Accessing quality healthcare is becoming increasingly challenging for many Kenyans, particularly those at the lower end of the income spectrum, due to the rising cost of living.
A study by African Health Business indicates that nearly half of Kenyans do not seek medical care when ill, citing insufficient resources and high treatment costs as major barriers.
As inflation rises and household disposable income declines, health insurance is seen as a potential tool to improve access to care for underserved populations.
However, only about 25 per cent of Kenyans currently have health insurance, either through private providers or public schemes under the Social Health Authority (SHA).
Experts say more innovative strategies are needed to increase insurance uptake among low-income communities.

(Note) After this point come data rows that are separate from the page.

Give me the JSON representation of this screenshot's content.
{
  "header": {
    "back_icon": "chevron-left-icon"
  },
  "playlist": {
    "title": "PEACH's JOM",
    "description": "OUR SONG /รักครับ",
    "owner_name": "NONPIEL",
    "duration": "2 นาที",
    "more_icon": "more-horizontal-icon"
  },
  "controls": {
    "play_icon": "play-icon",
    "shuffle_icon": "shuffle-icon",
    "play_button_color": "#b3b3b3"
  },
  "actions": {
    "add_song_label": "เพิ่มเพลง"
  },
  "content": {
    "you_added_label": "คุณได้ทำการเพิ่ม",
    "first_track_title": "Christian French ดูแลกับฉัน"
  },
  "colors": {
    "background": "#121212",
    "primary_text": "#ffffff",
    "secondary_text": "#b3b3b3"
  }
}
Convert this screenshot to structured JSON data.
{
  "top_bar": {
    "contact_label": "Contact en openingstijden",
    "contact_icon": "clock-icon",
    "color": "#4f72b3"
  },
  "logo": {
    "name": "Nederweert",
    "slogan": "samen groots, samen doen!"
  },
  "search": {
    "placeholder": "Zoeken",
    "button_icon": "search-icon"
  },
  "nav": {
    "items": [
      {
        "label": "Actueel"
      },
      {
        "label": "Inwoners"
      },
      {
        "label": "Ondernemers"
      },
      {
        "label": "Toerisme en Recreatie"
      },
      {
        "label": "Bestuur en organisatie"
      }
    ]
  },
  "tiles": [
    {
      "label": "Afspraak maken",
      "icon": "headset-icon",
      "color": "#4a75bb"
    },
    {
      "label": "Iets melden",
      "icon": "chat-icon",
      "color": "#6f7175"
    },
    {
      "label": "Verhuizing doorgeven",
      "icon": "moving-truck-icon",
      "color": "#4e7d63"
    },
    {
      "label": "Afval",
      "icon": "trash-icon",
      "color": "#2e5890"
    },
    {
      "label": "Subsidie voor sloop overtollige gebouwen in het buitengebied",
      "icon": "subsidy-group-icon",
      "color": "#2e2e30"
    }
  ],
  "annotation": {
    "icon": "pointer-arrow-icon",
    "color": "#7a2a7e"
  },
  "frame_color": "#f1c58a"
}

Stephen Lokonyo, managing director at First Assurance, notes that insurance providers need to develop products with low premiums and flexible payment options that suit the irregular cash flows of low-income individuals.
“Increasing insurance uptake in underserved communities requires a multi-pronged approach that addresses core barriers such as high costs, lack of trust, and complex processes,” Lokonyo said. “Effective strategies focus on affordable products, digital innovation, community engagement, and strong government support.”
First Assurance recently launched ‘First Afya Biashara,’ a health plan targeting small and medium-sized enterprises (SMEs) with three to 19 employees.
The plan covers annual health check-ups and preventive services, helping to reduce extended absenteeism due to health issues. It also provides coverage for conditions often excluded by traditional insurance, including mental health management, substance abuse treatment, fertility treatments, and chronic disease management.
Jesca Karegua, marketing manager at First Assurance, highlighted the role of community outreach initiatives, such as free medical camps, in reaching uninsured populations.
Insurance penetration in Kenya remains low at 2.3 per cent, below the global average of 7.2 per cent. Most insurance companies are headquartered in Nairobi, with limited presence across the 47 counties.
According to the Insurance Regulatory Authority (IRA), many insurance products do not resonate with the public, contributing to low uptake.
The regulator advocates for targeted products, including plans for affluent clients that cover financial risk, wealth protection, and legacy planning.